Assenti. "Obrigada, Rosa. Pode ir descansar."

Subi as escadas devagar, espiando o quarto da Elena. Ela estava encolhida na cama, ainda de vestido. Eu tinha certeza de que ela se recusou a tirá-lo. Seus braços envolviam aquele ursinho velho que Ethan deu a ela quando era bebê, uma das poucas coisas para as quais ele realmente apareceu.

Caminhei até ela e puxei o cobertor gentilmente sobre seu corpo. Ela nem se mexeu.

"Feliz aniversário, querida," sussurrei, beijando sua testa. "Me desculpe."

De volta ao andar de baixo, eu esperei. O relógio marcou 9, depois 10, depois 11. Eu nem percebi que horas eram até os números mudarem para 00:00.

Quase não ouvi a porta da frente se abrir.

Levantei de repente, meu coração disparado. Era ele.

Ethan entrou como se nada tivesse acontecido. Casaco em uma mão, celular na outra. Ele nem parecia surpreso por me ver ainda acordada.

"Onde diabos você estava?" perguntei, a voz alta, mas trêmula. Não me lembro da última vez que levantei a voz para ele, mas agora eu não me importava com o quão alta estava.

Ele piscou. "Eu te disse, tenho tido muito trabalho na empresa ultimamente."

"Não." Levantei a mão. "Não ouse dizer isso de novo."

Ele suspirou, como se eu fosse a irracional. "Lauren, tive um dia longo, tá bom? Estou cansado e realmente não quero discutir agora."

"Não. Você não pode entrar aqui e agir como se nada tivesse acontecido. Sua filha ficou naquela sala toda arrumada, esperando por você. Ela ficou olhando para o relógio como se você fosse entrar por aquela porta com balões e abraços.
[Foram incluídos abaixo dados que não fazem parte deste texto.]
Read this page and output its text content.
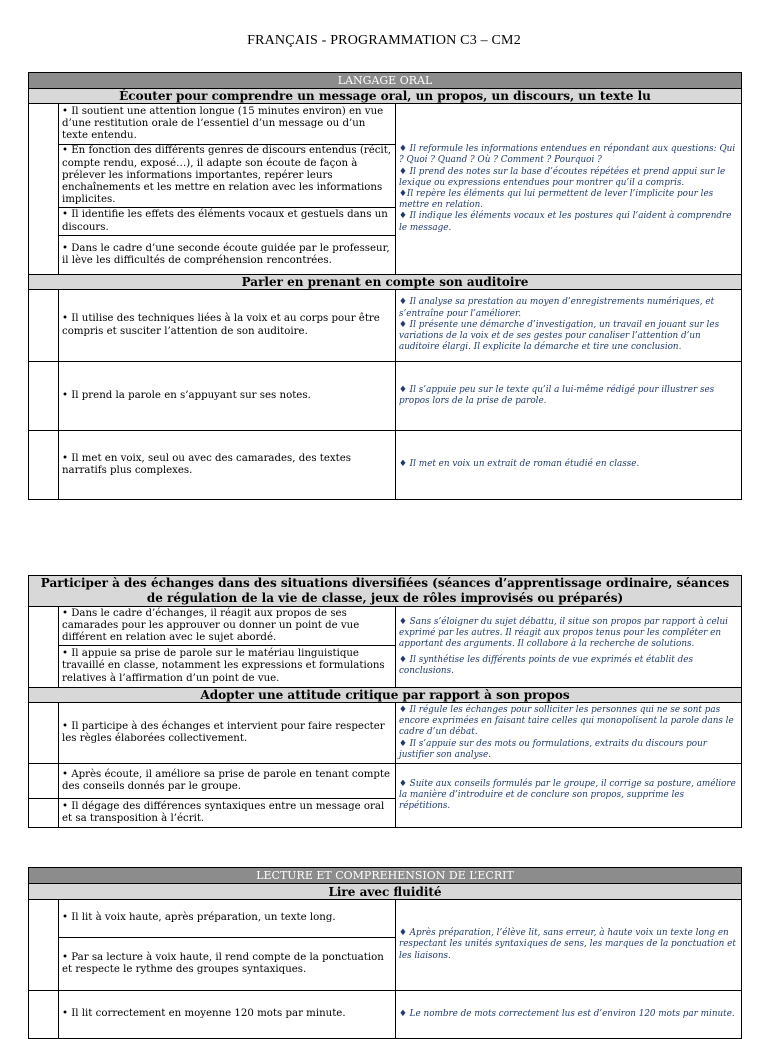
FRANÇAIS - PROGRAMMATION C3 – CM2
LANGAGE ORAL		
Écouter pour comprendre un message oral, un propos, un discours, un texte lu		
	• Il soutient une attention longue (15 minutes environ) en vue d’une restitution orale de l’essentiel d’un message ou d’un texte entendu.	♦ Il reformule les informations entendues en répondant aux questions: Qui ? Quoi ? Quand ? Où ? Comment ? Pourquoi ?

♦ Il prend des notes sur la base d’écoutes répétées et prend appui sur le lexique ou expressions entendues pour montrer qu’il a compris.

♦Il repère les éléments qui lui permettent de lever l’implicite pour les mettre en relation.

♦ Il indique les éléments vocaux et les postures qui l’aident à comprendre le message.

	• En fonction des différents genres de discours entendus (récit, compte rendu, exposé…), il adapte son écoute de façon à prélever les informations importantes, repérer leurs enchaînements et les mettre en relation avec les informations implicites.	
	• Il identifie les effets des éléments vocaux et gestuels dans un discours.	
	• Dans le cadre d’une seconde écoute guidée par le professeur, il lève les difficultés de compréhension rencontrées.	
Parler en prenant en compte son auditoire		
	• Il utilise des techniques liées à la voix et au corps pour être compris et susciter l’attention de son auditoire.	♦ Il analyse sa prestation au moyen d’enregistrements numériques, et s’entraîne pour l’améliorer.

♦ Il présente une démarche d’investigation, un travail en jouant sur les variations de la voix et de ses gestes pour canaliser l’attention d’un auditoire élargi. Il explicite la démarche et tire une conclusion.

	• Il prend la parole en s’appuyant sur ses notes.	♦ Il s’appuie peu sur le texte qu’il a lui-même rédigé pour illustrer ses propos lors de la prise de parole.

	• Il met en voix, seul ou avec des camarades, des textes narratifs plus complexes.	♦ Il met en voix un extrait de roman étudié en classe.

Participer à des échanges dans des situations diversifiées (séances d’apprentissage ordinaire, séances de régulation de la vie de classe, jeux de rôles improvisés ou préparés)		
	• Dans le cadre d’échanges, il réagit aux propos de ses camarades pour les approuver ou donner un point de vue différent en relation avec le sujet abordé.	♦ Sans s’éloigner du sujet débattu, il situe son propos par rapport à celui exprimé par les autres. Il réagit aux propos tenus pour les compléter en apportant des arguments. Il collabore à la recherche de solutions.

♦ Il synthétise les différents points de vue exprimés et établit des conclusions.

	• Il appuie sa prise de parole sur le matériau linguistique travaillé en classe, notamment les expressions et formulations relatives à l’affirmation d’un point de vue.	
Adopter une attitude critique par rapport à son propos		
	• Il participe à des échanges et intervient pour faire respecter les règles élaborées collectivement.	♦ Il régule les échanges pour solliciter les personnes qui ne se sont pas encore exprimées en faisant taire celles qui monopolisent la parole dans le cadre d’un débat.

♦ Il s’appuie sur des mots ou formulations, extraits du discours pour justifier son analyse.

	• Après écoute, il améliore sa prise de parole en tenant compte des conseils donnés par le groupe.	♦ Suite aux conseils formulés par le groupe, il corrige sa posture, améliore la manière d’introduire et de conclure son propos, supprime les répétitions.

	• Il dégage des différences syntaxiques entre un message oral et sa transposition à l’écrit.	
LECTURE ET COMPREHENSION DE L’ECRIT		
Lire avec fluidité		
	• Il lit à voix haute, après préparation, un texte long.	♦ Après préparation, l’élève lit, sans erreur, à haute voix un texte long en respectant les unités syntaxiques de sens, les marques de la ponctuation et les liaisons.

	• Par sa lecture à voix haute, il rend compte de la ponctuation et respecte le rythme des groupes syntaxiques.	
	• Il lit correctement en moyenne 120 mots par minute.	♦ Le nombre de mots correctement lus est d’environ 120 mots par minute.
E você nunca veio."

Algo passou pelo rosto dele, talvez culpa, talvez só desconforto. Mas eu vi. Eu conhecia aquele olhar. Ele esqueceu. De novo. Assim como no ano passado.

"Ela te disse todas as manhãs nas últimas duas semanas que hoje era o aniversário dela. Ela fez contagem regressiva no calendário da geladeira. Ela falou sobre isso sem parar."
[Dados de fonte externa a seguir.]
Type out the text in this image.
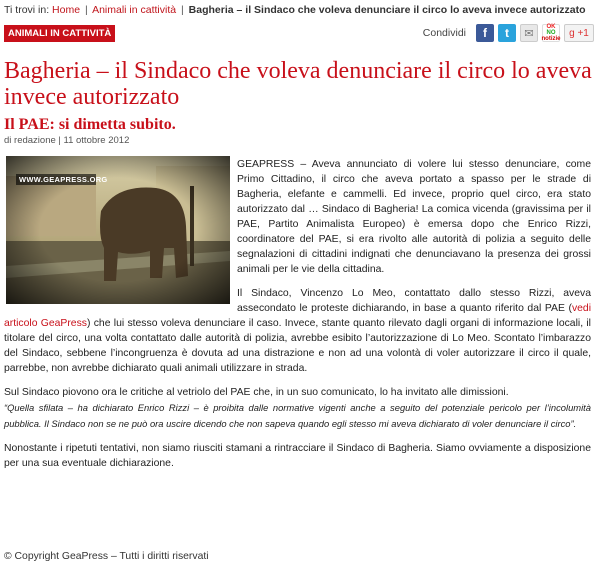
Ti trovi in: Home | Animali in cattività | Bagheria – il Sindaco che voleva denunciare il circo lo aveva invece autorizzato
ANIMALI IN CATTIVITÀ	Condividi	f	t	✉
OK
NO
notizie
g +1
Bagheria – il Sindaco che voleva denunciare il circo lo aveva invece autorizzato
Il PAE: si dimetta subito.
di redazione | 11 ottobre 2012
WWW.GEAPRESS.ORG

GEAPRESS – Aveva annunciato di volere lui stesso denunciare, come Primo Cittadino, il circo che aveva portato a spasso per le strade di Bagheria, elefante e cammelli. Ed invece, proprio quel circo, era stato autorizzato dal … Sindaco di Bagheria! La comica vicenda (gravissima per il PAE, Partito Animalista Europeo) è emersa dopo che Enrico Rizzi, coordinatore del PAE, si era rivolto alle autorità di polizia a seguito delle segnalazioni di cittadini indignati che denunciavano la presenza dei grossi animali per le vie della cittadina.

Il Sindaco, Vincenzo Lo Meo, contattato dallo stesso Rizzi, aveva assecondato le proteste dichiarando, in base a quanto riferito dal PAE (vedi articolo GeaPress) che lui stesso voleva denunciare il caso. Invece, stante quanto rilevato dagli organi di informazione locali, il titolare del circo, una volta contattato dalle autorità di polizia, avrebbe esibito l’autorizzazione di Lo Meo. Scontato l’imbarazzo del Sindaco, sebbene l’incongruenza è dovuta ad una distrazione e non ad una volontà di voler autorizzare il circo il quale, parrebbe, non avrebbe dichiarato quali animali utilizzare in strada.

Sul Sindaco piovono ora le critiche al vetriolo del PAE che, in un suo comunicato, lo ha invitato alle dimissioni.
“Quella sfilata – ha dichiarato Enrico Rizzi – è proibita dalle normative vigenti anche a seguito del potenziale pericolo per l’incolumità pubblica. Il Sindaco non se ne può ora uscire dicendo che non sapeva quando egli stesso mi aveva dichiarato di voler denunciare il circo”.

Nonostante i ripetuti tentativi, non siamo riusciti stamani a rintracciare il Sindaco di Bagheria. Siamo ovviamente a disposizione per una sua eventuale dichiarazione.

© Copyright GeaPress – Tutti i diritti riservati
"Eu estava ocupado, Lauren."

"Ocupado com o quê? Que não pôde atender minhas ligações ou responder minhas mensagens? Você tem seu próprio negócio, Ethan. Você faz seu horário. Você poderia ter arranjado tempo se quisesse. Um dia. Um maldito dia para sua filha."

Ele desviou o olhar, o maxilar tenso. "Não vou fazer isso."
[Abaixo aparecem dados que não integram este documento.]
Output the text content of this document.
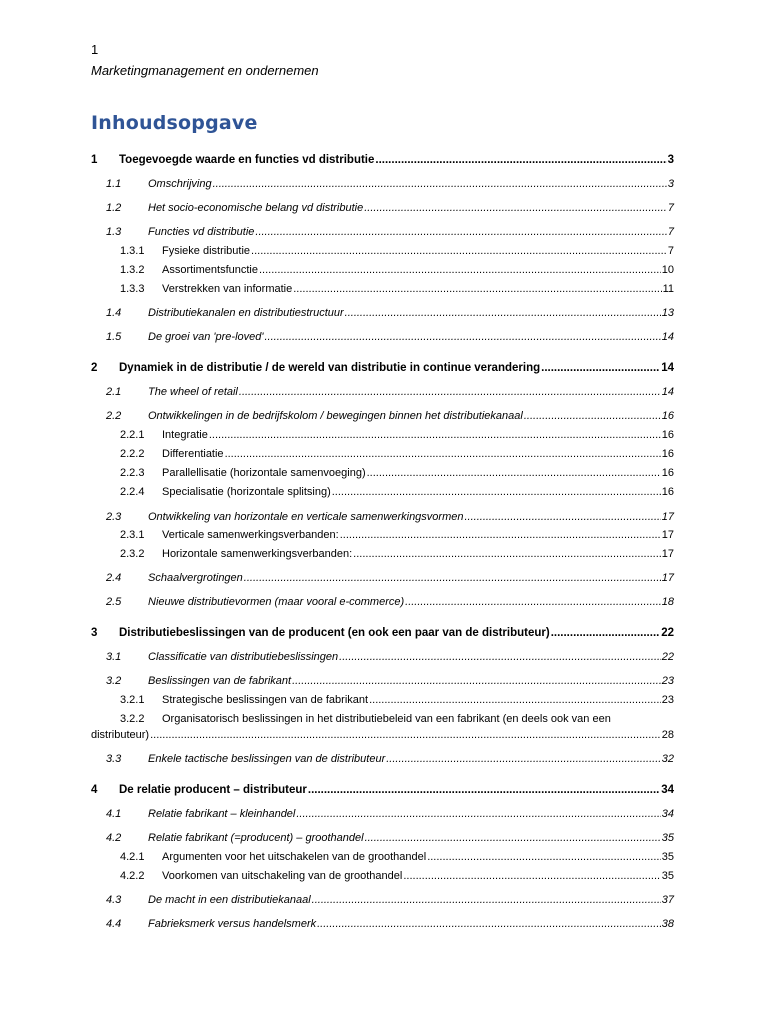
1
Marketingmanagement en ondernemen
Inhoudsopgave
1	Toegevoegde waarde en functies vd distributie .....	3
1.1	Omschrijving .....	3
1.2	Het socio-economische belang vd distributie .....	7
1.3	Functies vd distributie .....	7
1.3.1	Fysieke distributie .....	7
1.3.2	Assortimentsfunctie .....	10
1.3.3	Verstrekken van informatie .....	11
1.4	Distributiekanalen en distributiestructuur .....	13
1.5	De groei van 'pre-loved' .....	14
2	Dynamiek in de distributie / de wereld van distributie in continue verandering .....	14
2.1	The wheel of retail .....	14
2.2	Ontwikkelingen in de bedrijfskolom / bewegingen binnen het distributiekanaal .....	16
2.2.1	Integratie .....	16
2.2.2	Differentiatie .....	16
2.2.3	Parallellisatie (horizontale samenvoeging) .....	16
2.2.4	Specialisatie (horizontale splitsing) .....	16
2.3	Ontwikkeling van horizontale en verticale samenwerkingsvormen .....	17
2.3.1	Verticale samenwerkingsverbanden: .....	17
2.3.2	Horizontale samenwerkingsverbanden: .....	17
2.4	Schaalvergrotingen .....	17
2.5	Nieuwe distributievormen (maar vooral e-commerce) .....	18
3	Distributiebeslissingen van de producent (en ook een paar van de distributeur) .....	22
3.1	Classificatie van distributiebeslissingen .....	22
3.2	Beslissingen van de fabrikant .....	23
3.2.1	Strategische beslissingen van de fabrikant .....	23
3.2.2	Organisatorisch beslissingen in het distributiebeleid van een fabrikant (en deels ook van een
distributeur) .....	28
3.3	Enkele tactische beslissingen van de distributeur .....	32
4	De relatie producent – distributeur .....	34
4.1	Relatie fabrikant – kleinhandel .....	34
4.2	Relatie fabrikant (=producent) – groothandel .....	35
4.2.1	Argumenten voor het uitschakelen van de groothandel .....	35
4.2.2	Voorkomen van uitschakeling van de groothandel .....	35
4.3	De macht in een distributiekanaal .....	37
4.4	Fabrieksmerk versus handelsmerk .....	38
Ele se virou para passar por mim, mas eu estendi a mão e agarrei seu braço e ele se virou rapidamente. Havia um leve cheiro de algo doce e desconhecido — não dele e definitivamente não meu. Foi então que eu vi.

Uma leve mancha de batom rosa na gola de sua camisa branca.

Batom.

Eu fiquei olhando para aquilo. O mundo ao meu redor escureceu por um segundo, o silêncio rugindo nos meus ouvidos.

"Quem é ela?" perguntei, quase num sussurro.